本書は、法学教室に連載されたものを中心に構成されており、初学者にもわかりやすいよう、ときにユーモアを交えながら、医療と法をめぐる諸問題を論じている。しかし、文章のよみやすさに反して、そこでの主張は非常に示唆に富み、奥が深い。
本書の冒頭で医療と法はわかりあえないのかという疑問を投げかける著者の核心は、法は医療従事者に医療倫理を獲得するよう押し付けるべきではない、ということにあると思われる。すなわち、本来、医療従事者は、自ら獲得した医療倫理に従って医療(治療)に当たるべきであり、それにもかかわらず、ジレンマが生じたときにはじめて、法は一定の解答を提示して、医療従事者の医行為を(心理的にも)補助するにすぎないのである。本書では、このような観点から、現在の医療が抱える諸問題が「法的」観点から検討されると同時に、従来自明とされてきた医療問題に法が関わる根拠や限界などへの疑問も示されている。

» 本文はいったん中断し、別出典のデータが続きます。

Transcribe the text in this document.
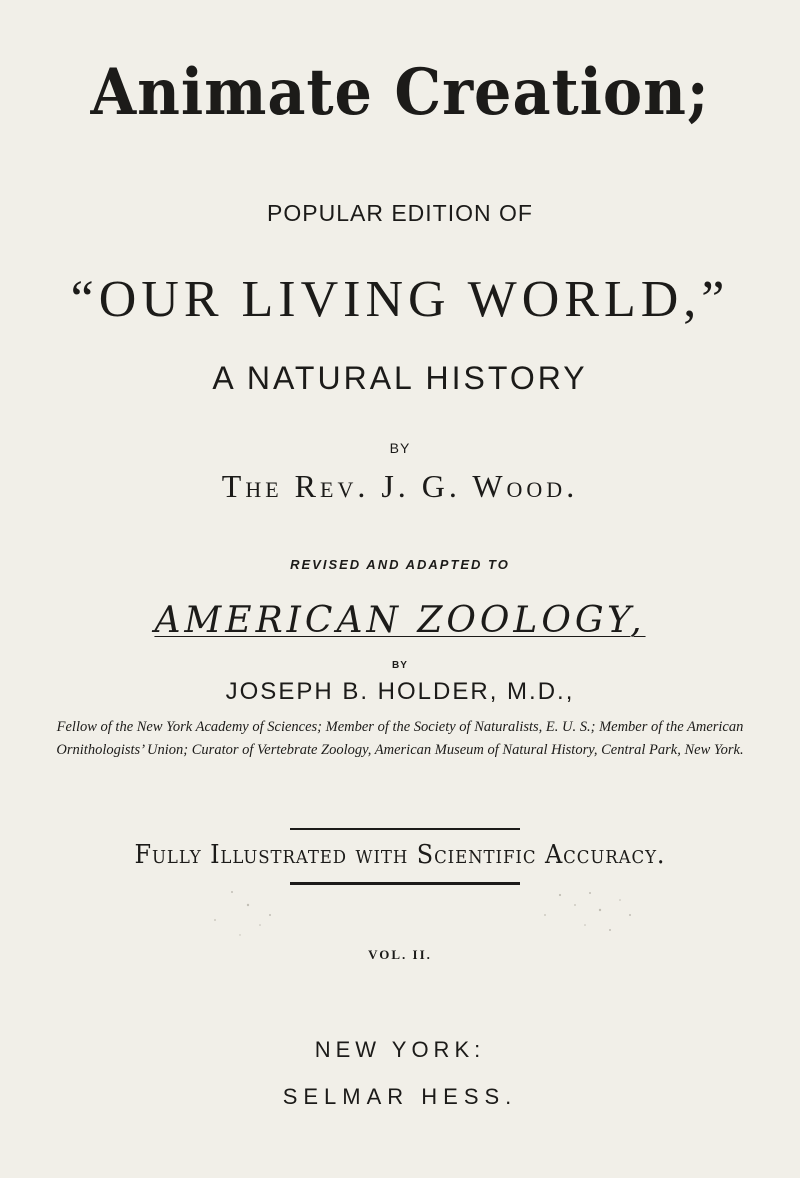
Animate Creation;
POPULAR EDITION OF
“OUR LIVING WORLD,”
A NATURAL HISTORY
BY
The Rev. J. G. Wood.
REVISED AND ADAPTED TO
AMERICAN ZOOLOGY,
BY
JOSEPH B. HOLDER, M.D.,
Fellow of the New York Academy of Sciences; Member of the Society of Naturalists, E. U. S.; Member of the American Ornithologists’ Union; Curator of Vertebrate Zoology, American Museum of Natural History, Central Park, New York.
Fully Illustrated with Scientific Accuracy.
VOL. II.
NEW YORK:
SELMAR HESS.
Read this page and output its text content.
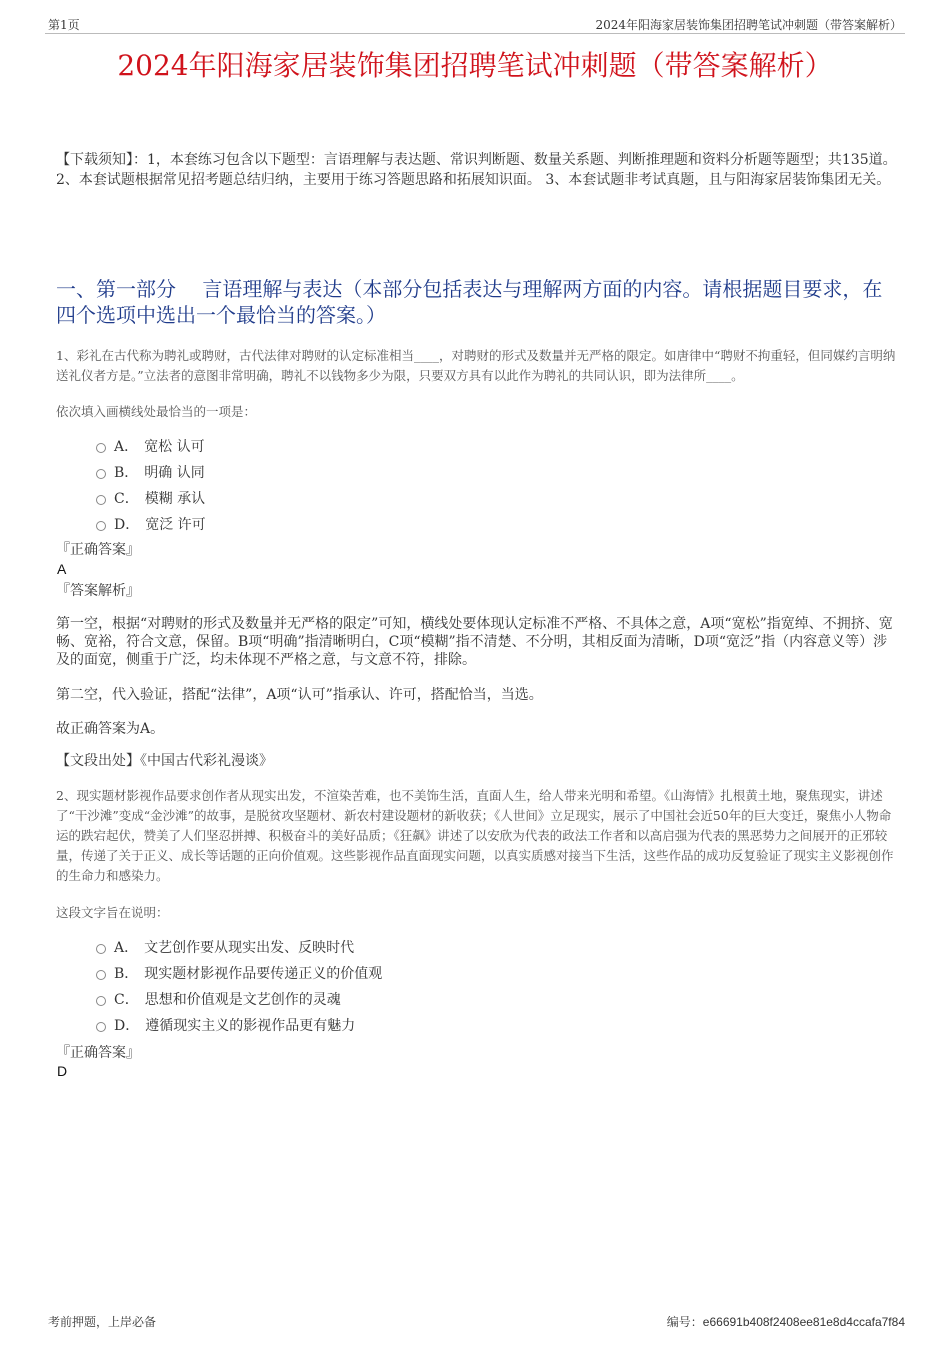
第1页	2024年阳海家居装饰集团招聘笔试冲刺题（带答案解析）
2024年阳海家居装饰集团招聘笔试冲刺题（带答案解析）
【下载须知】：1，本套练习包含以下题型：言语理解与表达题、常识判断题、数量关系题、判断推理题和资料分析题等题型；共135道。 2、本套试题根据常见招考题总结归纳，主要用于练习答题思路和拓展知识面。 3、本套试题非考试真题，且与阳海家居装饰集团无关。
一、第一部分　 言语理解与表达（本部分包括表达与理解两方面的内容。请根据题目要求，在四个选项中选出一个最恰当的答案。）
1、彩礼在古代称为聘礼或聘财，古代法律对聘财的认定标准相当____，对聘财的形式及数量并无严格的限定。如唐律中“聘财不拘重轻，但同媒约言明纳送礼仪者方是。”立法者的意图非常明确，聘礼不以钱物多少为限，只要双方具有以此作为聘礼的共同认识，即为法律所____。
依次填入画横线处最恰当的一项是：
A． 宽松 认可
B． 明确 认同
C． 模糊 承认
D． 宽泛 许可
『正确答案』
A
『答案解析』
第一空，根据“对聘财的形式及数量并无严格的限定”可知，横线处要体现认定标准不严格、不具体之意，A项“宽松”指宽绰、不拥挤、宽畅、宽裕，符合文意，保留。B项“明确”指清晰明白，C项“模糊”指不清楚、不分明，其相反面为清晰，D项“宽泛”指（内容意义等）涉及的面宽，侧重于广泛，均未体现不严格之意，与文意不符，排除。
第二空，代入验证，搭配“法律”，A项“认可”指承认、许可，搭配恰当，当选。
故正确答案为A。
【文段出处】《中国古代彩礼漫谈》
2、现实题材影视作品要求创作者从现实出发，不渲染苦难，也不美饰生活，直面人生，给人带来光明和希望。《山海情》扎根黄土地，聚焦现实，讲述了“干沙滩”变成“金沙滩”的故事，是脱贫攻坚题材、新农村建设题材的新收获；《人世间》立足现实，展示了中国社会近50年的巨大变迁，聚焦小人物命运的跌宕起伏，赞美了人们坚忍拼搏、积极奋斗的美好品质；《狂飙》讲述了以安欣为代表的政法工作者和以高启强为代表的黑恶势力之间展开的正邪较量，传递了关于正义、成长等话题的正向价值观。这些影视作品直面现实问题，以真实质感对接当下生活，这些作品的成功反复验证了现实主义影视创作的生命力和感染力。
这段文字旨在说明：
A． 文艺创作要从现实出发、反映时代
B． 现实题材影视作品要传递正义的价值观
C． 思想和价值观是文艺创作的灵魂
D． 遵循现实主义的影视作品更有魅力
『正确答案』
D
考前押题，上岸必备	编号：e66691b408f2408ee81e8d4ccafa7f84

また、本書で示される著者の問題提起は、医療という特殊な問題を素材としながらも、法は個人や社会の利益のために何をすべきかという法そのもの存在意義・役割を問うことでもある。それゆえ、本書は、法学初学者やロースクール生にも一読をお勧めしたい。
現在、医療をめぐっては、本書の副題にもなっている救急車と正義(トリアージ)の是非など、検討すべき課題が山積している。それゆえ、本書は、法との関係のみならず、医療問題を学ぶ際の入門書としても最適な良書といえよう。